David Brierton knew as a teenager he wanted to get into the housing business, and that's what he did.
The Wisconsin native built a Twin Cities-based affordable housing and property management empire at Dominium Co., a company he co-founded in 1972. Over the past 40 years, the company became a quiet but crucial player in the Twin Cities apartment market and one of the largest affordable housing developers in the country.
Brierton, who was known as a disciplined and tenacious businessman, died of pancreatic cancer last week at his home in Wayzata. He was 70.
A native of Waukesha, Wis., Brierton spent three years in the Air Force before attending the University of Wisconsin, where he got his bachelor's degree and real estate MBA. After a fellowship at the U.S. Department of Housing and Urban Development and a stint at the Indianapolis-based Gene B. Glick Co., Brierton came to the Twin Cities and founded Dominium.
"He said he knew when he was a teenager that he wanted to do something with housing," his wife, Jane Argent-Brierton, said. "He didn't want to be a lawyer. He didn't want to be a doctor."
He started the business about the same time the federal Section 8 housing voucher program was modified to help low-income people pay their rent. He and co-founder Jack Safar quickly mastered the complex financing and bought complete ownership of the company from Hammel Green and Abramson, the architecture firm that had helped start Dominium.
In the 1980s, affordable housing programs changed and Dominium expanded into market-rate housing. But a new low-income tax credit program in 1986 breathed life back into the affordable housing market. As the company grew, Brierton distinguished himself from competitors by being a good manager, making him something of a rarity in real estate, said Paul Sween, one of two managing partners at the firm.
"Dave Brierton was very good at delegating responsibility and authority," Sween said. "He took great satisfaction in growing the company."
Now the company's main thrust is Section 42 housing, which is geared more toward blue-collar workers. The company manages 25,000 apartment units at 226 sites in 22 states and owns about 18,000 of those units. The firm does about $300 million in annual revenue and employs 900 people.
"We're the quiet giant," said Armand Brachman, co-managing partner with Sween.
One of the company's most recent projects is a plan to develop the Pillsbury A Mill into 255 apartments.
"David was a very generous friend and very generous to his friends," Brachman said. "When somebody was in trouble or needed something, he was right there to help out."

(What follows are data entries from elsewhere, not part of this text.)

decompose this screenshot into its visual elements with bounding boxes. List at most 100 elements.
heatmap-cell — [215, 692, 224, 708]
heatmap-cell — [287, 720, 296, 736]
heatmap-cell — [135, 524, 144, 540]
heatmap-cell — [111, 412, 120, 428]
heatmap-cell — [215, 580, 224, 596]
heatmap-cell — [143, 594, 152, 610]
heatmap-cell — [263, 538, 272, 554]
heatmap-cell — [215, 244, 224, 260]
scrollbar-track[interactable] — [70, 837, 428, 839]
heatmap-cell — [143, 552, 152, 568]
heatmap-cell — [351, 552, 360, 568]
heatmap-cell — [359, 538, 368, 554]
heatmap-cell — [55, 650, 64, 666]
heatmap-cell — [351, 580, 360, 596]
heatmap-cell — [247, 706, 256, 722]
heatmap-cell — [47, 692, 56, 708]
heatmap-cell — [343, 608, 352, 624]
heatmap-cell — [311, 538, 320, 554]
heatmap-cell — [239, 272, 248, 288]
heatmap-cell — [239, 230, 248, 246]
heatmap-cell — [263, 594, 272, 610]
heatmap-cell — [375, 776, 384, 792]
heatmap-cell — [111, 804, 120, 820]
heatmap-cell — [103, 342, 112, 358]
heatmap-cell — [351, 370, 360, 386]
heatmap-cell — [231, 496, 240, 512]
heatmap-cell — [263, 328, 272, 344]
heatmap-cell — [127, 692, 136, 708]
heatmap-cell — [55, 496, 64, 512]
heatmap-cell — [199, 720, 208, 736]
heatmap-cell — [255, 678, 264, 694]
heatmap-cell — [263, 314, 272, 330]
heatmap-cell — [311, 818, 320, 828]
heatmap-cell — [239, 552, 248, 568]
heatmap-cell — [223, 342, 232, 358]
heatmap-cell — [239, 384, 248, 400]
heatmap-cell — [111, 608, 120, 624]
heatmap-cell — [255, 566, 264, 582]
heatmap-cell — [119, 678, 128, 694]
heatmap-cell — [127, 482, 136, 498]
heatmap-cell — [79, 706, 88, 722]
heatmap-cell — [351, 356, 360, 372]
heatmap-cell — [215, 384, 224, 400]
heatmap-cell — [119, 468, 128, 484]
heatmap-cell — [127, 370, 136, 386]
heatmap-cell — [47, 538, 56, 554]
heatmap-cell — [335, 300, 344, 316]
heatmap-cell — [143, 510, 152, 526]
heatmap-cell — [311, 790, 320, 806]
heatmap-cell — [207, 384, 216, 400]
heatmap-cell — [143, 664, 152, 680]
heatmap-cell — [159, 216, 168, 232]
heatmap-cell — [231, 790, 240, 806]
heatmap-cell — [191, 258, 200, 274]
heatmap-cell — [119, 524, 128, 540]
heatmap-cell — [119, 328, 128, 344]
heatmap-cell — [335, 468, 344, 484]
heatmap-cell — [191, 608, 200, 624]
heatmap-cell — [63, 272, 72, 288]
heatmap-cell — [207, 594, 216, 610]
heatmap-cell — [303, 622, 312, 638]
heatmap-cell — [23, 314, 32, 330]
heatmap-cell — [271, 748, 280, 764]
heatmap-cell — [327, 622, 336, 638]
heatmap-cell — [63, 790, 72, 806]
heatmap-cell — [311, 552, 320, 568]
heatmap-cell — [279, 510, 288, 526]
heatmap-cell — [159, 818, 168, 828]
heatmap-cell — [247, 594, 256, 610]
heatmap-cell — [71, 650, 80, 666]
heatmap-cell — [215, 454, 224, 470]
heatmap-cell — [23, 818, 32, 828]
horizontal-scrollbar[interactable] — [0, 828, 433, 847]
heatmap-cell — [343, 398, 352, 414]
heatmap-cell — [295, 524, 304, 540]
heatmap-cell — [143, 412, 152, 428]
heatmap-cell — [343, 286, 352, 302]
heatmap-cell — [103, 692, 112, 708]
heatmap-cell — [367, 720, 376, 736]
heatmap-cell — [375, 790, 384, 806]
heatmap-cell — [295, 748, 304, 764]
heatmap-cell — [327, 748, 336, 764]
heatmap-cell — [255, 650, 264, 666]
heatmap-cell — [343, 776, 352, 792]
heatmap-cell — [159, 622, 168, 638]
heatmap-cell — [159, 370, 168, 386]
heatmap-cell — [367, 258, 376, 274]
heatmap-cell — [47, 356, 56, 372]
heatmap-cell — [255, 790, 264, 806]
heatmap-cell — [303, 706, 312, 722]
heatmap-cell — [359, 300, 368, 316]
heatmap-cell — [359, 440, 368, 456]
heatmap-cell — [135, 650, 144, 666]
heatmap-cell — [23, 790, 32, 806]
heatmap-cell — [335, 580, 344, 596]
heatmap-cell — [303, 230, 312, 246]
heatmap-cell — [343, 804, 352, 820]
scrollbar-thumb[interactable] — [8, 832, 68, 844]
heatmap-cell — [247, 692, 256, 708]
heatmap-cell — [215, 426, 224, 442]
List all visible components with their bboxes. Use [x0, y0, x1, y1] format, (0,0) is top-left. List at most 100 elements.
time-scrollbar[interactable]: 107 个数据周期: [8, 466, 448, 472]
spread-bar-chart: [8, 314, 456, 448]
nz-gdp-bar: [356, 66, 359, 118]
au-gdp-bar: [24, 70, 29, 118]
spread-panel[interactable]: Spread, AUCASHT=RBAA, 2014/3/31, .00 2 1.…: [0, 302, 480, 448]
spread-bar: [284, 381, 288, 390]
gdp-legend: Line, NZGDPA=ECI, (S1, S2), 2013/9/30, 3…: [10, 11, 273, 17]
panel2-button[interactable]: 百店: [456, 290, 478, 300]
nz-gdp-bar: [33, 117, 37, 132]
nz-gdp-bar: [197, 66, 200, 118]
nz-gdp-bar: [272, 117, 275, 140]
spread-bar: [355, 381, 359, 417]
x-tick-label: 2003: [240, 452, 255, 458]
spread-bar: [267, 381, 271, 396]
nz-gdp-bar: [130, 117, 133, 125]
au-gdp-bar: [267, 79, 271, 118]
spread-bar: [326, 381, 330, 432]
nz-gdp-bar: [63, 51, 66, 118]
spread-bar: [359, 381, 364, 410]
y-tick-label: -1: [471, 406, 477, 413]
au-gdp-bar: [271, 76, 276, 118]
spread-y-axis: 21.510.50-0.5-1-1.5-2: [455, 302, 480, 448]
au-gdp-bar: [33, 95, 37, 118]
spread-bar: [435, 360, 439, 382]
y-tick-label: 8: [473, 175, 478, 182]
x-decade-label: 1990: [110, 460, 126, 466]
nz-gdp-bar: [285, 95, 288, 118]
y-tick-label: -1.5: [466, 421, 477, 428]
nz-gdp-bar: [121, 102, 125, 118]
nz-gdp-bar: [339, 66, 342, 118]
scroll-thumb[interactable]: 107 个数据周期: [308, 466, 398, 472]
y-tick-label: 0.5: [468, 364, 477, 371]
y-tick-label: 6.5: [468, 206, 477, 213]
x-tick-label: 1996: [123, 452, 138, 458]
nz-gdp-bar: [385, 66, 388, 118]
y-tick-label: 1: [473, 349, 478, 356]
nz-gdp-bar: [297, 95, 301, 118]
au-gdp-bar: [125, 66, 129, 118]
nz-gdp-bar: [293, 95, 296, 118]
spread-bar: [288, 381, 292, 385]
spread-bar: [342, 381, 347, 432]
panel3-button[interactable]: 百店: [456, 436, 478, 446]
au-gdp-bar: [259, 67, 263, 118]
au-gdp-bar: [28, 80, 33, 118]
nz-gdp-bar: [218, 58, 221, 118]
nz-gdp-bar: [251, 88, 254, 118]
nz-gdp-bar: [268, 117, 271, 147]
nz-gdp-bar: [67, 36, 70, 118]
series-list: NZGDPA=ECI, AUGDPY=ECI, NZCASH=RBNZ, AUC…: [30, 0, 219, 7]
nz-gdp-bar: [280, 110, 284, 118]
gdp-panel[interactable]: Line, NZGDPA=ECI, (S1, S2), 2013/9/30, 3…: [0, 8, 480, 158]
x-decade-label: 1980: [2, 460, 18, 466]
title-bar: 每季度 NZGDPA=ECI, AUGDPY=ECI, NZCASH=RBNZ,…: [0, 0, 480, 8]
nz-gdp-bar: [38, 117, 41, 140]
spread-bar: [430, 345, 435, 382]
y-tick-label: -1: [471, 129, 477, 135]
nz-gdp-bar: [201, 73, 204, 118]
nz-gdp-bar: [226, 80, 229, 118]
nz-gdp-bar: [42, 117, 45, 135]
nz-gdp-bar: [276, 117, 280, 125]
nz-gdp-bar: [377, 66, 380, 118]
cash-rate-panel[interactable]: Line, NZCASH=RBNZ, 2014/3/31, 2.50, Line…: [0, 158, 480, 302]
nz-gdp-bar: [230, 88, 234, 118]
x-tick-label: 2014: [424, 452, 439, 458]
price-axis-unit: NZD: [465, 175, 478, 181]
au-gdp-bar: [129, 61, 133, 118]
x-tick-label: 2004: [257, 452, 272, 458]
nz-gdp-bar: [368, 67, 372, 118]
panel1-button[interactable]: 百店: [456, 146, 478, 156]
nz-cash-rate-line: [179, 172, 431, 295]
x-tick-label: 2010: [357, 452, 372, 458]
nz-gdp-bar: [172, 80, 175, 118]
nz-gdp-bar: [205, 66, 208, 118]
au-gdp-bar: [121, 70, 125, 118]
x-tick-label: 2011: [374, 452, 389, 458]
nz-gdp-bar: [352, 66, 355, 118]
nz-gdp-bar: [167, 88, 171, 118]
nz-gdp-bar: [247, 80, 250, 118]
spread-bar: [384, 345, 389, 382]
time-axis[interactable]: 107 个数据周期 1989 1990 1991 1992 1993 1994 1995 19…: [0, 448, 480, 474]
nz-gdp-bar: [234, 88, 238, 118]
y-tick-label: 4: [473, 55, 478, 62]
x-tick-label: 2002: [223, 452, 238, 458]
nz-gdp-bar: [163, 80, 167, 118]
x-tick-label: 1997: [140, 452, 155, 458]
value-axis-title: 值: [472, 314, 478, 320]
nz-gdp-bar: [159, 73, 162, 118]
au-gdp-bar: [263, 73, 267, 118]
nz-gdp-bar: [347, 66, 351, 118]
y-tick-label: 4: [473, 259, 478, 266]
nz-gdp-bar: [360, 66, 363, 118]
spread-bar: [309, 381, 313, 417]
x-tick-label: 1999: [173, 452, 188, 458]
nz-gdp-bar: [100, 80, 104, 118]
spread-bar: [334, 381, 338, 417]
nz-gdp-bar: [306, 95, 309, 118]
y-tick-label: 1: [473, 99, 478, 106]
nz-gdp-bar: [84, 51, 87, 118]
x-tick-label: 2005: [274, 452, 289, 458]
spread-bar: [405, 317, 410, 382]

An employee at Dominium who was dying of cancer had always wanted to take her children to Disney World, and Brierton paid for them to make the trip. He regularly sent money to a friend who struggled with alcoholism. He was also funny, his wife said, and loved to celebrate.
He was diagnosed with cancer four months ago, but doctors said he could have been suffering from it for as long as 10 years.
"I loved him dearly," his wife said. "I think everyone who knew Dave loved him dearly, in one aspect or another."
Brierton is survived by his wife, six children, two stepchildren and numerous grandchildren. His funeral was Tuesday.